As I crossed the threshold from rough, wild grass to the trimmed yard—just now beginning to grow out of control—I slowed again, peering carefully into every window I could see. The glass panes reflected starlight. I hurried across the open stretch of land between the last hedges and pressed my back up against the wicker siding of the deck. Maybe it was all paranoia, but if there was actually a visitor, I wasn’t going to be caught relaxing now.

Bent low, I approached the front of the house and eased up the wooden steps onto the porch, ending up with one leg firmly on a step, the opposite knee on the deck. Once more I waited for a good, long time, gun at the ready. Then I rose and moved to the door. Gingerly, I tested the knob and it twisted in my hand. The door clicked open and swung inward with a quiet sigh.

It was still within. Silent. I entered the house, sucking in a breath as the floorboards creaked beneath my feet, and began to sweep through the main floor. The living room was clear—exactly as we had left it. The dining room and halls showed no signs of disruption. I could hardly see a thing in the gloomy, windowless study, but sensed no intrusion. I padded up the stairs and stuck my head and gun barrel into every room and then every closet. Finally I was content.

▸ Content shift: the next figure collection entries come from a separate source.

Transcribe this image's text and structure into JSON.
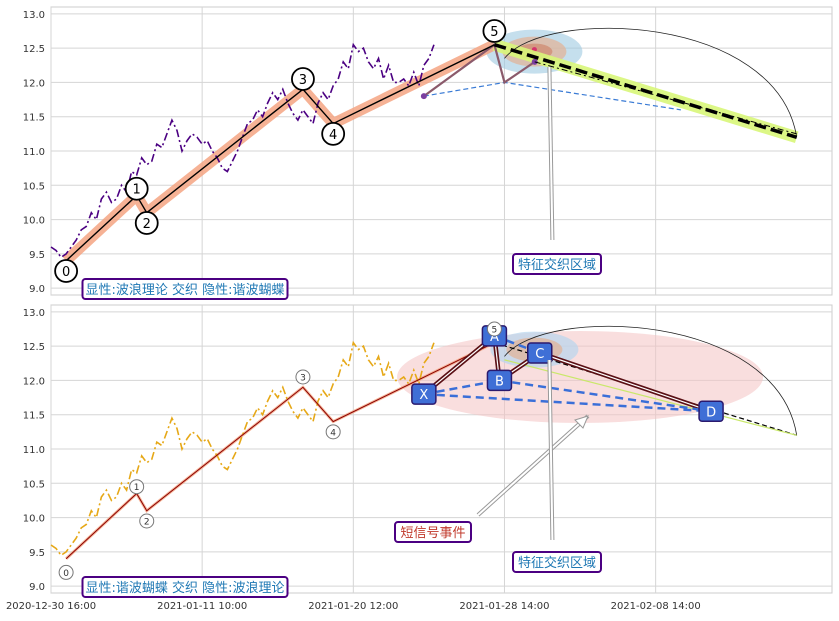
{
  "chart_data": [
    {
      "type": "line",
      "title": "",
      "xlabel": "",
      "ylabel": "",
      "ylim": [
        8.9,
        13.1
      ],
      "yticks": [
        "9.0",
        "9.5",
        "10.0",
        "10.5",
        "11.0",
        "11.5",
        "12.0",
        "12.5",
        "13.0"
      ],
      "ytick_values": [
        9.0,
        9.5,
        10.0,
        10.5,
        11.0,
        11.5,
        12.0,
        12.5,
        13.0
      ],
      "grid": true,
      "series": [
        {
          "color": "#4b0082",
          "style": "dashdot",
          "points": [
            [
              0,
              9.6
            ],
            [
              1,
              9.55
            ],
            [
              2,
              9.45
            ],
            [
              3,
              9.5
            ],
            [
              4,
              9.6
            ],
            [
              5,
              9.7
            ],
            [
              6,
              9.85
            ],
            [
              7,
              9.9
            ],
            [
              8,
              10.1
            ],
            [
              9,
              10.0
            ],
            [
              10,
              10.3
            ],
            [
              11,
              10.4
            ],
            [
              12,
              10.25
            ],
            [
              13,
              10.3
            ],
            [
              14,
              10.5
            ],
            [
              15,
              10.4
            ],
            [
              16,
              10.7
            ],
            [
              17,
              10.65
            ],
            [
              18,
              10.9
            ],
            [
              19,
              10.8
            ],
            [
              20,
              10.85
            ],
            [
              21,
              11.1
            ],
            [
              22,
              11.05
            ],
            [
              23,
              11.25
            ],
            [
              24,
              11.45
            ],
            [
              25,
              11.3
            ],
            [
              26,
              11.0
            ],
            [
              27,
              11.15
            ],
            [
              28,
              11.25
            ],
            [
              29,
              11.2
            ],
            [
              30,
              11.1
            ],
            [
              31,
              11.15
            ],
            [
              32,
              11.0
            ],
            [
              33,
              10.9
            ],
            [
              34,
              10.75
            ],
            [
              35,
              10.7
            ],
            [
              36,
              10.85
            ],
            [
              37,
              11.0
            ],
            [
              38,
              11.2
            ],
            [
              39,
              11.4
            ],
            [
              40,
              11.45
            ],
            [
              41,
              11.6
            ],
            [
              42,
              11.5
            ],
            [
              43,
              11.7
            ],
            [
              44,
              11.85
            ],
            [
              45,
              11.75
            ],
            [
              46,
              11.9
            ],
            [
              47,
              11.7
            ],
            [
              48,
              11.55
            ],
            [
              49,
              11.45
            ],
            [
              50,
              11.6
            ],
            [
              51,
              11.5
            ],
            [
              52,
              11.4
            ],
            [
              53,
              11.7
            ],
            [
              54,
              11.85
            ],
            [
              55,
              11.75
            ],
            [
              56,
              11.95
            ],
            [
              57,
              12.05
            ],
            [
              58,
              12.3
            ],
            [
              59,
              12.2
            ],
            [
              60,
              12.55
            ],
            [
              61,
              12.45
            ],
            [
              62,
              12.5
            ],
            [
              63,
              12.3
            ],
            [
              64,
              12.2
            ],
            [
              65,
              12.35
            ],
            [
              66,
              12.05
            ],
            [
              67,
              12.25
            ],
            [
              68,
              12.0
            ],
            [
              69,
              12.0
            ],
            [
              70,
              12.05
            ],
            [
              71,
              11.95
            ],
            [
              72,
              12.15
            ],
            [
              73,
              11.95
            ],
            [
              74,
              12.25
            ],
            [
              75,
              12.35
            ],
            [
              76,
              12.55
            ]
          ]
        },
        {
          "color": "#000000",
          "style": "zigzag",
          "points": [
            [
              3,
              9.4
            ],
            [
              17,
              10.35
            ],
            [
              19,
              10.1
            ],
            [
              50,
              11.9
            ],
            [
              56,
              11.4
            ],
            [
              88,
              12.55
            ]
          ]
        },
        {
          "color": "#000000",
          "style": "dashed-thick",
          "points": [
            [
              88,
              12.55
            ],
            [
              148,
              11.2
            ]
          ]
        }
      ],
      "wave_labels": [
        {
          "label": "0",
          "x": 3,
          "y": 9.25
        },
        {
          "label": "1",
          "x": 17,
          "y": 10.45
        },
        {
          "label": "2",
          "x": 19,
          "y": 9.95
        },
        {
          "label": "3",
          "x": 50,
          "y": 12.05
        },
        {
          "label": "4",
          "x": 56,
          "y": 11.25
        },
        {
          "label": "5",
          "x": 88,
          "y": 12.75
        }
      ],
      "annotations": [
        {
          "text": "显性:波浪理论 交织 隐性:谐波蝴蝶"
        },
        {
          "text": "特征交织区域"
        }
      ]
    },
    {
      "type": "line",
      "title": "",
      "xlabel": "",
      "ylabel": "",
      "ylim": [
        8.9,
        13.1
      ],
      "yticks": [
        "9.0",
        "9.5",
        "10.0",
        "10.5",
        "11.0",
        "11.5",
        "12.0",
        "12.5",
        "13.0"
      ],
      "ytick_values": [
        9.0,
        9.5,
        10.0,
        10.5,
        11.0,
        11.5,
        12.0,
        12.5,
        13.0
      ],
      "grid": true,
      "xticks": [
        "2020-12-30 16:00",
        "2021-01-11 10:00",
        "2021-01-20 12:00",
        "2021-01-28 14:00",
        "2021-02-08 14:00"
      ],
      "xtick_values": [
        0,
        30,
        60,
        90,
        120
      ],
      "series": [
        {
          "color": "#e6a817",
          "style": "dashdot",
          "points": [
            [
              0,
              9.6
            ],
            [
              1,
              9.55
            ],
            [
              2,
              9.45
            ],
            [
              3,
              9.5
            ],
            [
              4,
              9.6
            ],
            [
              5,
              9.7
            ],
            [
              6,
              9.85
            ],
            [
              7,
              9.9
            ],
            [
              8,
              10.1
            ],
            [
              9,
              10.0
            ],
            [
              10,
              10.3
            ],
            [
              11,
              10.4
            ],
            [
              12,
              10.25
            ],
            [
              13,
              10.3
            ],
            [
              14,
              10.5
            ],
            [
              15,
              10.4
            ],
            [
              16,
              10.7
            ],
            [
              17,
              10.65
            ],
            [
              18,
              10.9
            ],
            [
              19,
              10.8
            ],
            [
              20,
              10.85
            ],
            [
              21,
              11.1
            ],
            [
              22,
              11.05
            ],
            [
              23,
              11.25
            ],
            [
              24,
              11.45
            ],
            [
              25,
              11.3
            ],
            [
              26,
              11.0
            ],
            [
              27,
              11.15
            ],
            [
              28,
              11.25
            ],
            [
              29,
              11.2
            ],
            [
              30,
              11.1
            ],
            [
              31,
              11.15
            ],
            [
              32,
              11.0
            ],
            [
              33,
              10.9
            ],
            [
              34,
              10.75
            ],
            [
              35,
              10.7
            ],
            [
              36,
              10.85
            ],
            [
              37,
              11.0
            ],
            [
              38,
              11.2
            ],
            [
              39,
              11.4
            ],
            [
              40,
              11.45
            ],
            [
              41,
              11.6
            ],
            [
              42,
              11.5
            ],
            [
              43,
              11.7
            ],
            [
              44,
              11.85
            ],
            [
              45,
              11.75
            ],
            [
              46,
              11.9
            ],
            [
              47,
              11.7
            ],
            [
              48,
              11.55
            ],
            [
              49,
              11.45
            ],
            [
              50,
              11.6
            ],
            [
              51,
              11.5
            ],
            [
              52,
              11.4
            ],
            [
              53,
              11.7
            ],
            [
              54,
              11.85
            ],
            [
              55,
              11.75
            ],
            [
              56,
              11.95
            ],
            [
              57,
              12.05
            ],
            [
              58,
              12.3
            ],
            [
              59,
              12.2
            ],
            [
              60,
              12.55
            ],
            [
              61,
              12.45
            ],
            [
              62,
              12.5
            ],
            [
              63,
              12.3
            ],
            [
              64,
              12.2
            ],
            [
              65,
              12.35
            ],
            [
              66,
              12.05
            ],
            [
              67,
              12.25
            ],
            [
              68,
              12.0
            ],
            [
              69,
              12.0
            ],
            [
              70,
              12.05
            ],
            [
              71,
              11.95
            ],
            [
              72,
              12.15
            ],
            [
              73,
              11.95
            ],
            [
              74,
              12.25
            ],
            [
              75,
              12.35
            ],
            [
              76,
              12.55
            ]
          ]
        },
        {
          "color": "#8b0000",
          "style": "zigzag",
          "points": [
            [
              3,
              9.4
            ],
            [
              17,
              10.35
            ],
            [
              19,
              10.1
            ],
            [
              50,
              11.9
            ],
            [
              56,
              11.4
            ],
            [
              88,
              12.55
            ]
          ]
        }
      ],
      "harmonic_points": [
        {
          "label": "X",
          "x": 74,
          "y": 11.8
        },
        {
          "label": "A",
          "x": 88,
          "y": 12.65
        },
        {
          "label": "B",
          "x": 89,
          "y": 12.0
        },
        {
          "label": "C",
          "x": 97,
          "y": 12.4
        },
        {
          "label": "D",
          "x": 131,
          "y": 11.55
        }
      ],
      "wave_labels": [
        {
          "label": "0",
          "x": 3,
          "y": 9.2
        },
        {
          "label": "1",
          "x": 17,
          "y": 10.45
        },
        {
          "label": "2",
          "x": 19,
          "y": 9.95
        },
        {
          "label": "3",
          "x": 50,
          "y": 12.05
        },
        {
          "label": "4",
          "x": 56,
          "y": 11.25
        },
        {
          "label": "5",
          "x": 88,
          "y": 12.75
        }
      ],
      "annotations": [
        {
          "text": "显性:谐波蝴蝶 交织 隐性:波浪理论"
        },
        {
          "text": "短信号事件"
        },
        {
          "text": "特征交织区域"
        }
      ]
    }
  ]
}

I turned on a few lamps—one at the top of the stairs and one in a downstairs hallway—that would cast little or no light through the windows, and then walked back to the front door, easing it closed.

I stopped dead. I heard a noise. Something between a distant breeze and a muffled whimper. I took a few painfully slow steps toward the stairs. For a minute all was silent, and then I heard it again, more distinct. Gentle weeping. Rebecca. Foolishly, overjoyed and not thinking of the shock it would give her, I cried out her name.